As Crown counsel Carolyn Kramer recounted the 22 cases, at one point Judge Wendy Young interrupted to ask Kramer about what looked like detailed planning in advance of the crimes.
“In some of these he ‘cased the joint’ if I can use that expression, in that he knew the name of other people in the neighbourhood?” Young asked.
“They were feeling the neighbourhood was cased,” Kramer said.
Crown counsel Anna Tosso submitted a binder with 16 victim impact statements to the judge. Many of those affected felt very embarrassed about what happened.
“In many of these cases, trust has been shattered,” Tosso said.
Some have made changes to their homes, others have changed behaviours, lost sleep, increased their distrust of strangers and even curbed donations and other helpful behaviour they did in the past.
As Tosso summarized the victim impact statements, a family member of Quinnell’s in the gallery started to cry. His father and another family member also attended part of the proceedings.
After the Crown and defence submissions, Quinnell read from a prepared statement. He stood up, turned his back to his family members and faced the front of the courtroom and had considerable difficulty speaking, seemingly overcome with emotion.
“I want to apologize to Chilliwack and citizens for the crimes I committed out here,” he said in part. “I preyed on their good nature so I could use crack cocaine.”
Quinnell apologized to his family and his fiancee who has stuck with him through the case. He also spoke to his addictions, how he overdosed twice last year and said he is not a violent person.
“I’m at the mercy of this court to not give up on me,” Quinnell said. “I truly am a good person when cocaine is not ruining my life.”
After the hearing, the three remaining victims who stuck around mostly agreed that Quinnell appeared less to be apologizing to them and more feeling sorry for himself.
Defence and Crown made a joint sentencing submission of five years jail minus credit for one year of “dead time” since he was arrested Jan. 2.
This is not the first time Quinnell has been involved in fraud and thefts.

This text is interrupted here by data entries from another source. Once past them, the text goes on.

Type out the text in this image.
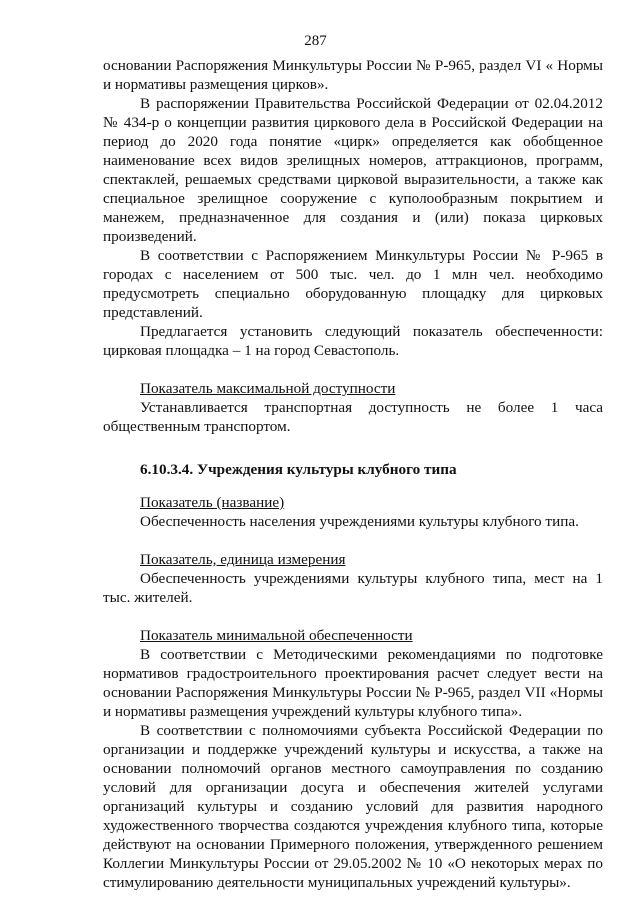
287

основании Распоряжения Минкультуры России № Р-965, раздел VI « Нормы и нормативы размещения цирков».

В распоряжении Правительства Российской Федерации от 02.04.2012 № 434-р о концепции развития циркового дела в Российской Федерации на период до 2020 года понятие «цирк» определяется как обобщенное наименование всех видов зрелищных номеров, аттракционов, программ, спектаклей, решаемых средствами цирковой выразительности, а также как специальное зрелищное сооружение с куполообразным покрытием и манежем, предназначенное для создания и (или) показа цирковых произведений.

В соответствии с Распоряжением Минкультуры России № Р-965 в городах с населением от 500 тыс. чел. до 1 млн чел. необходимо предусмотреть специально оборудованную площадку для цирковых представлений.

Предлагается установить следующий показатель обеспеченности: цирковая площадка – 1 на город Севастополь.

Показатель максимальной доступности

Устанавливается транспортная доступность не более 1 часа общественным транспортом.

6.10.3.4. Учреждения культуры клубного типа

Показатель (название)

Обеспеченность населения учреждениями культуры клубного типа.

Показатель, единица измерения

Обеспеченность учреждениями культуры клубного типа, мест на 1 тыс. жителей.

Показатель минимальной обеспеченности

В соответствии с Методическими рекомендациями по подготовке нормативов градостроительного проектирования расчет следует вести на основании Распоряжения Минкультуры России № Р-965, раздел VII «Нормы и нормативы размещения учреждений культуры клубного типа».

В соответствии с полномочиями субъекта Российской Федерации по организации и поддержке учреждений культуры и искусства, а также на основании полномочий органов местного самоуправления по созданию условий для организации досуга и обеспечения жителей услугами организаций культуры и созданию условий для развития народного художественного творчества создаются учреждения клубного типа, которые действуют на основании Примерного положения, утвержденного решением Коллегии Минкультуры России от 29.05.2002 № 10 «О некоторых мерах по стимулированию деятельности муниципальных учреждений культуры».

In 2008, he was sentenced to six years in prison in Calgary after he was convicted of going to seniors complexes on the pretence of selling fresh fish, alcohol, cigarettes and other items. He would take cash and disappear and, as in the Chilliwack and Agassiz cases, he would steal money, wallets or credit cards.
While the sentence requested by the Crown in the current case is lower than the 2008 sentence, the latter involved more money (more than $15,000) and more victims. At that sentencing hearing his lawyer said Quinnell had a “pathological gambling addiction.”
“He was caught before this got to the size that it got in Calgary,” Kramer told the judge last week.
Earlier in 2008, Quinnell also pleaded guilty to a similar string of scams in Vancouver and was handed a 25-month prison sentence.
Young will hand down her sentence on Dec. 17.